On CNBC’s Squawk Alley, CEO Mark Hurd distinguished the company from it’s competitors.
“We’re different than Amazon. Amazon offers infrastructure, and they started in infrastructure. We’re a differentiated intellectual property company. We make applications. We make platforms, databases, Java, business intelligence, analytics, machine-to-machine capability embedded in those applications,” he said.
“I would guess a quarter of the world’s infrastructure has a piece of Oracle IP running on top,” said Hurd.
“We have more application offerings than anybody else. We’re competing in more categories, franky the biggest categories…,” Hurd, told CNBC. “For us it really is the bigger picture not just the competition in one segment,” said Hurd.

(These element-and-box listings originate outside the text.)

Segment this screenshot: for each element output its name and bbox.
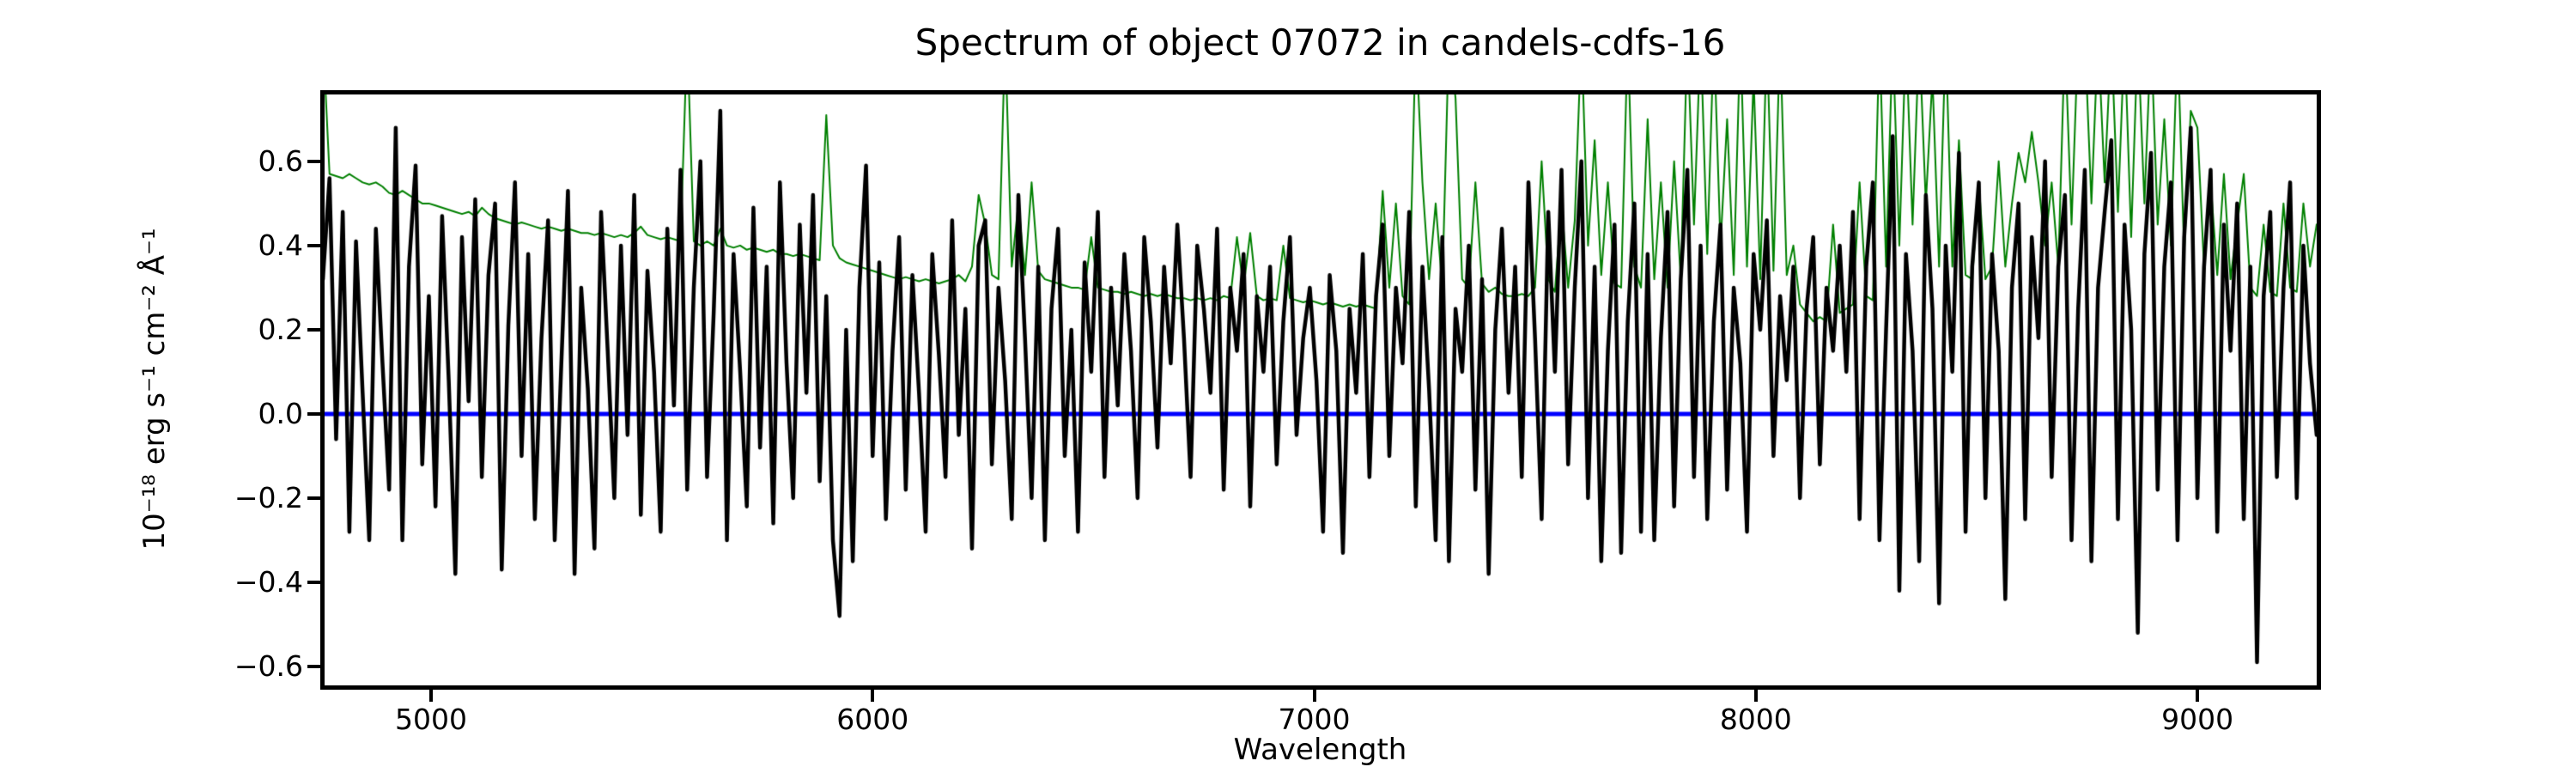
axes-spines [320,90,2321,690]
y-tick-label-0.0: 0.0 [258,396,303,430]
x-tick-label-5000: 5000 [395,703,467,736]
x-tick-label-8000: 8000 [1719,703,1792,736]
y-tick-−0.2 [307,496,320,500]
y-tick-−0.4 [307,580,320,584]
x-tick-9000 [2196,689,2200,702]
y-tick-0.2 [307,327,320,332]
y-tick-label-−0.6: −0.6 [234,648,303,683]
x-tick-6000 [871,689,875,702]
y-axis-label: 10⁻¹⁸ erg s⁻¹ cm⁻² Å⁻¹ [137,228,172,551]
x-tick-7000 [1312,689,1316,702]
y-tick-−0.6 [307,664,320,668]
x-tick-8000 [1753,689,1758,702]
y-tick-label-−0.4: −0.4 [234,564,303,599]
y-tick-label-0.6: 0.6 [258,143,303,178]
y-tick-0.6 [307,159,320,163]
y-tick-label-0.4: 0.4 [258,228,303,262]
y-tick-label-0.2: 0.2 [258,312,303,346]
x-tick-label-6000: 6000 [836,703,909,736]
x-axis-label: Wavelength [1233,733,1407,767]
y-tick-0.4 [307,243,320,247]
y-tick-0.0 [307,411,320,416]
plot-title: Spectrum of object 07072 in candels-cdfs… [914,21,1726,64]
y-tick-label-−0.2: −0.2 [234,480,303,514]
x-tick-5000 [429,689,434,702]
x-tick-label-9000: 9000 [2161,703,2234,736]
x-tick-label-7000: 7000 [1278,703,1351,736]
spectrum-plot-canvas [322,92,2318,687]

The next direction for the company is investment in artificial intelligence. “We believe the application of AI, pattern matching, whatever word you want to use for the technology … is really getting it integrated and embedded into the applications,” said Hurd.
“Historically in our industry, we used to extract data from an application, send it somewhere, let people do magic with it … and then send it back.”
AI will not be a separate solution. It will be a feature integrated directly into applications, he said.
“And that’s what we’re delivering as we speak,” he said.